A growing industrial demand for multifunctional bio-friendly raw materials is pushing researchers to develop value-added and energy-saving biocomposites and processes. Now, researchers at University of British Columbia Okanagan are manufacturing environmentally friendly stone composites using polymers and natural stone slurry waste.
These new composites are made of materials previously discarded from construction supplies or cutting of blocks (structural or ornamental) for monuments. While reusing the waste material of natural stone production is common in cement, tile and concrete industry, adding the stone slurry to polymers is a new and innovative idea, explains School of Engineering Professor Abbas Milani.
“Because the slurry is a waste material, it comes at a lower cost for recycled composite production,” says Milani, director of UBC’s Materials and Manufacturing Research Institute (MMRI).
Milani and his colleagues recently received UBC eminence funding to establish a cluster of research excellence in biocomposites. The cluster will develop novel agricultural and forestry-based bio-and recycled composites to minimize the impact of conventional plastics and waste on the environment.
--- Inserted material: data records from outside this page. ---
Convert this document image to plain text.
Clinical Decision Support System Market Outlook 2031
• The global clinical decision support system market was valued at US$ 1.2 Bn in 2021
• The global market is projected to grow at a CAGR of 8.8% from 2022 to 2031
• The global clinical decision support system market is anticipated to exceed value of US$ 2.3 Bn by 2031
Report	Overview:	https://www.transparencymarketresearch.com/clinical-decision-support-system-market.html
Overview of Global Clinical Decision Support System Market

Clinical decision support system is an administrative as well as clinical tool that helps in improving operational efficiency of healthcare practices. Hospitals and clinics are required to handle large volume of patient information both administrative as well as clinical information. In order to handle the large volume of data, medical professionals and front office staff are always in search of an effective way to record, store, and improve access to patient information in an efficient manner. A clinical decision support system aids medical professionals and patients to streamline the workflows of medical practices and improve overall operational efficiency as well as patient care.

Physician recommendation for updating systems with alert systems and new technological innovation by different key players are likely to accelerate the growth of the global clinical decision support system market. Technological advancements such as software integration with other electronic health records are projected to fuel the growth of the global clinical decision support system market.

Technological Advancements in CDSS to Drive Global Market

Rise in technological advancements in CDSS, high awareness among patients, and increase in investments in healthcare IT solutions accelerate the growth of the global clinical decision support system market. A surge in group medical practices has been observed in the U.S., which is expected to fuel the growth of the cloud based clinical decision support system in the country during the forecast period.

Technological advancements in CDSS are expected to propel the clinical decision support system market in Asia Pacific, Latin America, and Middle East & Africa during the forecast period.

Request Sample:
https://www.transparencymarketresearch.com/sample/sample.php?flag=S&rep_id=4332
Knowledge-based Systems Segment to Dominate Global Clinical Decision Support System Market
The powdered stone waste used in the project provides flexibility to the new particulate polymer matrix composite. It can be mixed at different ratios into the finished product through appropriate heat or pressure to meet structural requirements or aesthetic choices, defined by industry and customers.
“This green stone composite can easily be integrated into a variety of applications,” says UBC Research Associate Davoud Karimi. “These composites can be used in decorations and sanitation products ranging from aerospace to automotive applications.”
The researchers varied the amount of stone added to the composites then tested several parameters to determine strength, durability and density along with thermal conductivity. The molding and mechanical tests were conducted in the Composites Research Network Okanagan Laboratory with collaboration from the MMRI.
By adding the stone waste to the composites, researchers determined that it not only increased the virgin polymer’s strength and durability, but the composites’ conductivity increased proportionally based on the amount of stone added.
“The increased strength is important, but the increased conductivity (up to 500 per cent) opens a huge door to several new potential applications, including 3D printing with recycled composites,” explains Milani.
“Any time we can divert waste from landfills and generate a product with the potential of economic benefit is a win-win,” Milani adds. “We hope that these sorts of products, that are carefully designed with the aid of multi-disciplinary researchers focused on 3R measures (repairable, reusable, and recyclable), can significantly contribute to the economy of our region and Canada as a whole.”
The research was funded by the Natural Sciences and Engineering Research Council (NSERC) and the National Research Institute for Science Policy (NRISP). It was recently published in the journals Composite Structures and Composites Part B: Engineering.